For audio, there are no new lines from John St. John (unfortunate, but expected). A few quips from Santa mark the only new sound effects. Elf enemies don’t speak, and snowmen foes repeat the same lines (“Suck it down!”) from the original baddies they replace. Some excellent MIDI versions of classic Christmas themes (“Santa Claus Comes Tonight,” “Frosty the Snowman,” etc) replace all the music, and are honestly the best part of the pack.
Here’s the final gag: WizardWorks was asking $25 for Nuclear Winter. That kind of money for seven levels of anything is lunacy, but as unfinished as this pack is, it was damn near robbery.
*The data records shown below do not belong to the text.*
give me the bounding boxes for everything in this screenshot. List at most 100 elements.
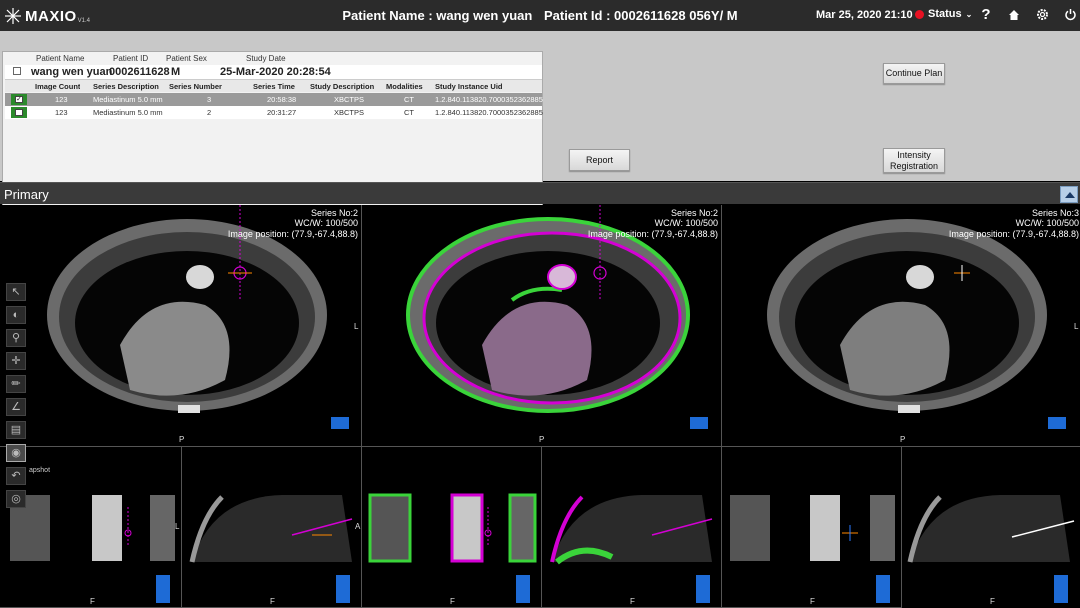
view-series-label: Series No:2 — [670, 208, 718, 218]
series-table-header: Image Count Series Description Series Nu… — [5, 80, 542, 92]
col-series-time[interactable]: Series Time — [253, 82, 295, 91]
undo-icon[interactable]: ↶ — [6, 467, 26, 485]
view-position: Image position: (77.9,-67.4,88.8) — [587, 229, 718, 239]
col-study-date[interactable]: Study Date — [246, 54, 286, 63]
axial-view-2[interactable]: Series No:2 WC/W: 100/500 Image position… — [362, 205, 722, 447]
contrast-icon[interactable]: ◐ — [6, 306, 26, 324]
col-patient-sex[interactable]: Patient Sex — [166, 54, 207, 63]
continue-plan-button[interactable]: Continue Plan — [883, 63, 945, 84]
orientation-foot: F — [810, 597, 815, 606]
report-button[interactable]: Report — [569, 149, 630, 171]
sagittal-view-3[interactable]: F — [902, 447, 1080, 608]
pointer-icon[interactable]: ↖ — [6, 283, 26, 301]
view-position: Image position: (77.9,-67.4,88.8) — [227, 229, 358, 239]
status-menu[interactable]: Status ⌄ — [915, 8, 972, 20]
annotation-icon[interactable]: ▤ — [6, 421, 26, 439]
col-patient-id[interactable]: Patient ID — [113, 54, 148, 63]
row-patient-name: wang wen yuan — [31, 66, 113, 78]
patient-study-row[interactable]: wang wen yuan 0002611628 M 25-Mar-2020 2… — [5, 65, 542, 80]
series-checkbox-checked[interactable]: ✓ — [11, 94, 27, 105]
cell-time: 20:31:27 — [267, 108, 297, 117]
row-patient-sex: M — [171, 66, 181, 78]
cell-desc: Mediastinum 5.0 mm — [93, 108, 163, 117]
cell-desc: Mediastinum 5.0 mm — [93, 95, 163, 104]
ct-coronal-image — [10, 495, 175, 603]
ct-sagittal-fusion-image — [550, 495, 713, 603]
col-study-desc[interactable]: Study Description — [310, 82, 374, 91]
ruler-icon[interactable]: ✏ — [6, 375, 26, 393]
orientation-foot: F — [90, 597, 95, 606]
col-series-number[interactable]: Series Number — [169, 82, 222, 91]
cell-study-desc: XBCTPS — [334, 95, 365, 104]
status-dot-icon — [915, 9, 924, 19]
col-patient-name[interactable]: Patient Name — [36, 54, 84, 63]
pan-icon[interactable]: ✛ — [6, 352, 26, 370]
snapshot-tooltip: apshot — [29, 467, 51, 474]
orientation-foot: F — [630, 597, 635, 606]
sagittal-view-2[interactable]: F — [542, 447, 722, 608]
zoom-icon[interactable]: ⚲ — [6, 329, 26, 347]
coronal-view-1[interactable]: L F — [0, 447, 182, 608]
col-study-uid[interactable]: Study Instance Uid — [435, 82, 503, 91]
orientation-foot: F — [990, 597, 995, 606]
series-row[interactable]: ✓ 123 Mediastinum 5.0 mm 3 20:58:38 XBCT… — [5, 93, 543, 106]
orientation-foot: F — [450, 597, 455, 606]
study-list-header: Patient Name Patient ID Patient Sex Stud… — [3, 53, 542, 65]
status-label: Status — [928, 8, 962, 20]
sagittal-view-1[interactable]: A F — [182, 447, 362, 608]
orientation-left: L — [1074, 322, 1079, 331]
series-checkbox[interactable] — [11, 107, 27, 118]
view-position: Image position: (77.9,-67.4,88.8) — [948, 229, 1079, 239]
row-patient-id: 0002611628 — [109, 66, 170, 78]
row-study-date: 25-Mar-2020 20:28:54 — [220, 66, 331, 78]
axial-view-1[interactable]: Series No:2 WC/W: 100/500 Image position… — [0, 205, 362, 447]
chevron-down-icon: ⌄ — [965, 9, 973, 19]
orientation-left: L — [175, 522, 180, 531]
col-series-desc[interactable]: Series Description — [93, 82, 159, 91]
primary-bar: Primary — [0, 182, 1080, 204]
cell-number: 2 — [207, 108, 212, 117]
cell-modality: CT — [404, 108, 414, 117]
orientation-foot: F — [270, 597, 275, 606]
patient-checkbox[interactable] — [13, 67, 21, 75]
ct-axial-image — [47, 205, 349, 429]
cell-time: 20:58:38 — [267, 95, 297, 104]
coronal-view-2[interactable]: F — [362, 447, 542, 608]
ct-sagittal-image — [907, 495, 1075, 603]
ct-coronal-image — [730, 495, 895, 603]
cell-uid: 1.2.840.113820.70003523628851 — [435, 108, 543, 117]
orientation-posterior: P — [539, 435, 545, 444]
cell-number: 3 — [207, 95, 212, 104]
orientation-anterior: A — [355, 522, 361, 531]
ct-fusion-image — [406, 205, 708, 429]
cell-count: 123 — [55, 95, 68, 104]
datetime: Mar 25, 2020 21:10 — [816, 9, 913, 21]
orientation-left: L — [354, 322, 359, 331]
axial-view-3[interactable]: Series No:3 WC/W: 100/500 Image position… — [722, 205, 1080, 447]
ct-axial-image — [767, 219, 1066, 429]
patient-id: Patient Id : 0002611628 056Y/ M — [543, 8, 738, 23]
patient-name: Patient Name : wang wen yuan — [342, 8, 533, 23]
cell-modality: CT — [404, 95, 414, 104]
orientation-posterior: P — [900, 435, 906, 444]
col-image-count[interactable]: Image Count — [35, 82, 80, 91]
view-wcww: WC/W: 100/500 — [1015, 218, 1079, 228]
camera-icon[interactable]: ◉ — [6, 444, 26, 462]
intensity-registration-button[interactable]: Intensity Registration — [883, 148, 945, 173]
angle-icon[interactable]: ∠ — [6, 398, 26, 416]
help-icon[interactable]: ? — [977, 6, 995, 24]
primary-label: Primary — [4, 187, 49, 202]
top-bar: MAXIO V1.4 Patient Name : wang wen yuan … — [0, 0, 1080, 31]
checkbox-box-icon — [15, 109, 23, 116]
coronal-view-3[interactable]: F — [722, 447, 902, 608]
checkmark-icon: ✓ — [15, 96, 23, 103]
ct-sagittal-image — [189, 495, 353, 603]
ct-coronal-fusion-image — [368, 493, 537, 603]
power-icon[interactable] — [1061, 6, 1079, 24]
series-row[interactable]: 123 Mediastinum 5.0 mm 2 20:31:27 XBCTPS… — [5, 106, 543, 119]
eye-icon[interactable]: ◎ — [6, 490, 26, 508]
collapse-up-icon[interactable] — [1060, 186, 1078, 203]
col-modalities[interactable]: Modalities — [386, 82, 423, 91]
settings-icon[interactable] — [1033, 6, 1051, 24]
home-icon[interactable] — [1005, 6, 1023, 24]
Now that it’s free, (or bundled in with the Megaton Edition on Steam), I still can’t recommend it; especially when there are much better fan mods and TCs to spend your time on. There was potential here, and more levels, new weapons, a consistent story, some actual gags, and more level polish could have made this an excellent expansion. However, Simply Silly Software simply didn’t have the ideas or the time.
The Good
Much of the holiday decoration art is actually nice. Levels look snowy, and the snowfall effect is handled well. Santa’s a spry and unique final boss. Christmas MIDIs are a great touch.
The Bad
Seven levels isn’t enough value. Quality of those levels feels rushed and incomplete. No level gags?! Even the Caribbean expansion bothered to redraw the weapons.
“So you have found my secret plans! Now you must die!” — Santa Claus
By far the worst of the 3 official expansions for Duke Nukem 3D. It feels very rushed and very amateur. Re-using two levels from the main game with minimal differences is lame and the other levels are really bad with a lot of bugs (disjointed textures, clipping errors) and it doesn’t really feel “Christmassy”, no re-modelled weapons, no new audio and only some winter enemies that look like crap.
Nice review.
I played through this game many years ago, and I also agree its the worst Duke Nukem 3D expansion pack. Sure, the music and the Easter eggs in “Land of Forgotten Toys” were a nice touch, but that’s pretty much it.